Volume 93, Issue x
Wednesday, March 18, 1999
|ARTS AND ENTERTAINMENT
Western alumnus pens adventure around the world
She met her husband on the varsity swim team, married him two years after she graduated with a medical degree, then moved to Toronto where they both settled into jobs. Sounds like a normal life until the couple decided to sail around the world on a catamaran, that is.
Western alumnus Alayne Main's first novel, Sailing Promise, details her adventures with her husband, after quitting their jobs in Toronto to journey around the world. Their epic begins in Florida and takes them down through the Panama Canal, across the Pacific to New Zealand, through South Asia, up the Red Sea to the Mediterranean and finally across the Atlantic and back home.

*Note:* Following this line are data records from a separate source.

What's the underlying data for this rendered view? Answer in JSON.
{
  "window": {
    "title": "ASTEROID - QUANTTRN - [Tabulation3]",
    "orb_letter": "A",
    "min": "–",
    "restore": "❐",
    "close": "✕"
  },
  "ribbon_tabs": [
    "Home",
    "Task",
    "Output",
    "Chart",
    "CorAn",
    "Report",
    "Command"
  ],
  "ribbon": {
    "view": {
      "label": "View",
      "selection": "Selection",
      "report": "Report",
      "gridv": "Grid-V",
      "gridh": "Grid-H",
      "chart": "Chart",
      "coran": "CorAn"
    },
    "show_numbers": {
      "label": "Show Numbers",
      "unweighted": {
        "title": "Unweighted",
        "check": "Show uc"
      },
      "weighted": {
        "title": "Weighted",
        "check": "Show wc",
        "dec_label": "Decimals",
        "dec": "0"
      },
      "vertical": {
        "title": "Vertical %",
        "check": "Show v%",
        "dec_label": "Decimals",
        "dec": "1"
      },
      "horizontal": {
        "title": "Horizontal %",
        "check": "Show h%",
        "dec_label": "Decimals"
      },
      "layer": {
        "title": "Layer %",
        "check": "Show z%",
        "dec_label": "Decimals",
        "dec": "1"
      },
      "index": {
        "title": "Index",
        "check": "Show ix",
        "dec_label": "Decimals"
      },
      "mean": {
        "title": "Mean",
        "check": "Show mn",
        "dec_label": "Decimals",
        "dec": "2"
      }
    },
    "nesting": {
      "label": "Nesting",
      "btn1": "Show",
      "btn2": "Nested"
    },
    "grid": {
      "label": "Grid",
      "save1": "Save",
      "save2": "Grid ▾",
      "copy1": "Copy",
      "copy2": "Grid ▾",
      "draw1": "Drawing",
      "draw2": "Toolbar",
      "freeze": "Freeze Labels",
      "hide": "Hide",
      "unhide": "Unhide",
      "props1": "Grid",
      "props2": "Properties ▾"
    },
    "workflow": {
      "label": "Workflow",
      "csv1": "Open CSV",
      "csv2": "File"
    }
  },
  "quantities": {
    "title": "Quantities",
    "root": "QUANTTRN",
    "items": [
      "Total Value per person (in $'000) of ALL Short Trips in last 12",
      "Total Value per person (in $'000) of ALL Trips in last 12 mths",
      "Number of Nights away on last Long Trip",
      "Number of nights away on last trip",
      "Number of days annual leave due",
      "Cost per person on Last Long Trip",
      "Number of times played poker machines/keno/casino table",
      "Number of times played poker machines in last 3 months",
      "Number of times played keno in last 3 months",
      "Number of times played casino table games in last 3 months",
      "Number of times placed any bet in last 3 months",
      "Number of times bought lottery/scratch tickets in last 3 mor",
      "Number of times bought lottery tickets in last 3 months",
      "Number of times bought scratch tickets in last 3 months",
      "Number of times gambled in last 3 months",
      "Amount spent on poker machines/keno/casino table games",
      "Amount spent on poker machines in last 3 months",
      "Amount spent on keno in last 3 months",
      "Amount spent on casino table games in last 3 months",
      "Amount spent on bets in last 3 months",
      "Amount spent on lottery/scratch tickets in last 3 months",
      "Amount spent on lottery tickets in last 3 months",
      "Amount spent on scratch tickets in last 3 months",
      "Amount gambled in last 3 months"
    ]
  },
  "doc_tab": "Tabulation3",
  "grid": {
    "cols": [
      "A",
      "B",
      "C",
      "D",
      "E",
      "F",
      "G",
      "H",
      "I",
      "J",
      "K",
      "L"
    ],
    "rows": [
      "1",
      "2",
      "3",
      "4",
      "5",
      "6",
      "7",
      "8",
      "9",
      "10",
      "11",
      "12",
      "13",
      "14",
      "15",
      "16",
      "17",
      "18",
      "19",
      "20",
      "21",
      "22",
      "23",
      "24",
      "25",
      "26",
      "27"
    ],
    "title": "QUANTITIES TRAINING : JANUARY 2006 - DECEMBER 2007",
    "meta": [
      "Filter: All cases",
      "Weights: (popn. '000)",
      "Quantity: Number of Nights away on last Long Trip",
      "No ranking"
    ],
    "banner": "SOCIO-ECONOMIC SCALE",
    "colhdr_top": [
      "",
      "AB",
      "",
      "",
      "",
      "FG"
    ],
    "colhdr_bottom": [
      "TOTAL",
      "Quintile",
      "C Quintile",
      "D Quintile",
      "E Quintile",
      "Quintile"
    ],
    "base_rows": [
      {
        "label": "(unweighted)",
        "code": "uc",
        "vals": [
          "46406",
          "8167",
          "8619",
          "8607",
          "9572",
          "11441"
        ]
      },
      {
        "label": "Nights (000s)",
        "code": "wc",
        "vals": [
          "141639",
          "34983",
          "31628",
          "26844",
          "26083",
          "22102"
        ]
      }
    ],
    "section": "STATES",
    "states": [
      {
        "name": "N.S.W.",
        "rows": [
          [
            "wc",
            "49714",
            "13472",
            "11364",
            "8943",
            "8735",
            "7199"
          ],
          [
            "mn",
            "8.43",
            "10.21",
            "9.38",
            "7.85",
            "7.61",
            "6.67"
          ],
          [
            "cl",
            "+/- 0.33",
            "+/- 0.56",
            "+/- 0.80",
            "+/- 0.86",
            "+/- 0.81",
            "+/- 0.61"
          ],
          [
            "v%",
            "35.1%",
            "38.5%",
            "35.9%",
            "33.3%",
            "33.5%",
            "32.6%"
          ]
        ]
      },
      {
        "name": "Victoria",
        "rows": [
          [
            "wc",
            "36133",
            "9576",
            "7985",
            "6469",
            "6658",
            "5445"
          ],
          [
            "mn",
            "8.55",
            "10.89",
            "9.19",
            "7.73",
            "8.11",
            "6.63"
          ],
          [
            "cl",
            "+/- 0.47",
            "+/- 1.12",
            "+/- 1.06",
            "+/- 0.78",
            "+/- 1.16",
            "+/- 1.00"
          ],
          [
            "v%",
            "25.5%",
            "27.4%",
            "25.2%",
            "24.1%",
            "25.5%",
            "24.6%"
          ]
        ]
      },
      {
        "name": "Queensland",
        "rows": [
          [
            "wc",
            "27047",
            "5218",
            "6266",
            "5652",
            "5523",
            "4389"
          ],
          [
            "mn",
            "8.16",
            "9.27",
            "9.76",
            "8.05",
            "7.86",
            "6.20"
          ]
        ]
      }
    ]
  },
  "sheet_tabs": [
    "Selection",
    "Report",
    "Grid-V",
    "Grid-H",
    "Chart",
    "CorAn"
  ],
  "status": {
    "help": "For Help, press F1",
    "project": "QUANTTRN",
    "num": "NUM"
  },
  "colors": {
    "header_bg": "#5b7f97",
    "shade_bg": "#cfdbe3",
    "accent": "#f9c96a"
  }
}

Along their route they strive to visit the most remote and interesting locales, as far removed from Western civilization as they can find, which makes for an adventure in the truest sense of the word. From swimming with sharks to braving the pirate infested waters of the South China Sea, many exciting places are presented to the reader.
Although it reads like a travel journal, the trip itself is not the only dimension to the story the dynamic of the author's relationship with her husband and fellow traveller Alec is explored as well.
Alayne's emotional nature and Alec's calm and calculated ways make for some heated arguments and rough spots in their relationship, which adds to the story as a whole.
As the couple meets other cruisers and forms friendships along the way, the dynamic of their floating community is also explored. Almost all the other cruisers prove to be helpful, creating a community similar to a small town.
What readers may find most fascinating in the narrative is the descriptions of foreign cultures and locales. The couple meets people from all walks of life and it is fascinating to see not only how the locals relate to the two travellers, but also how the travellers relate to them. It is always interesting to see their preconceived ideas shattered and new impressions formed.
The book also gives the reader insight as to what it's like to sail on a vast expanse of water. Anyone who has had this kind of experience can relate to the thrill and feeling of freedom. In reading the story, what is missing from North American lives is also evident a closeness to nature and distance from commercialism. As a whole, the book did Main's story justice in including this multidimensional view.
This book is recommended to readers who are looking for an escape from the drab Canadian winter, are considering embarking on an adventure abroad, or are simply searching for an interesting look at a life which moves up and down with the waves.